Hi Yogesh,
1) To convert a second-order ODE to a first-order system, introduce a new variable for the derivative of the original variable. For the given ODE:
- Introduce “z(t) = y'(t)” to represent the first derivative of y(t).

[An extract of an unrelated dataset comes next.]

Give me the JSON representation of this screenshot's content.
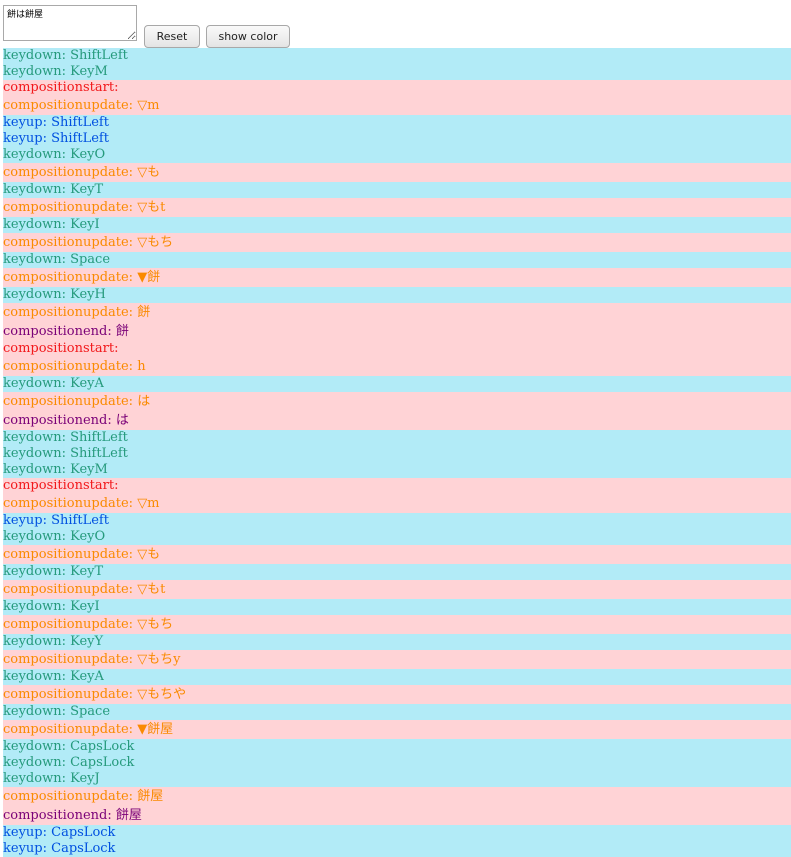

- Rewrite the second-order ODE as two first-order ODEs:
y'(t) = z(t)
z'(t) = f(t, y(t), z(t))
In your case, you can try introducing a new variable “roh'(t) = rohNew(t) - roh(t)” and rewrite the second-order ODE as a system of two first-order ODEs:
ELz=(EL(2:end)-EL(1:end-1))/dz;
ELnew(2:end)=EL(2:end)+dt*c/n*(1i*kappa*roh(2:end).*ES(2:end)-ELz);
ESz=(ES(2:end)-ES(1:end-1))/dz;
croh=conj(roh);
ESnew(1:end-1)=ES(1:end-1)+dt*c/n*(1i*kappa*croh(1:end-1).*EL(1:end-1)+ESz);
f = wgn(1,N,Q/dt/dz,'complex','linear');%f=sqrt(Q/dz)*(randn(1,N))/sqrt(dt);%sqrt(Q/dz)*(randn(1,N)+1i*randn(1,N))/sqrt(2)/sqrt(dt);
rohNew=roh+dt*(1i*LAMBDA*EL.*conj(ES)+f-GAMMAb*roh/2);
rohPrime = rohNew - roh;
EL=ELnew;
ES=ESnew;
roh=rohNew;
2) Regarding the usage of “ odeToVectorField” yes, it is useful to convert the higher order ODEs to a system of first-order ODEs, here is an example.
syms y(t) z(t)
Dy = diff(y, t);
Dz = diff(z, t);
ode = Dz == f(t, y, z); % Replace f(t, y, z) with your specific function
V = odeToVectorField(ode);
M = matlabFunction(V, 'vars', {'t', 'Y'});
I hope this gives you an idea on how to convert 2nd order ODE to 1st order system!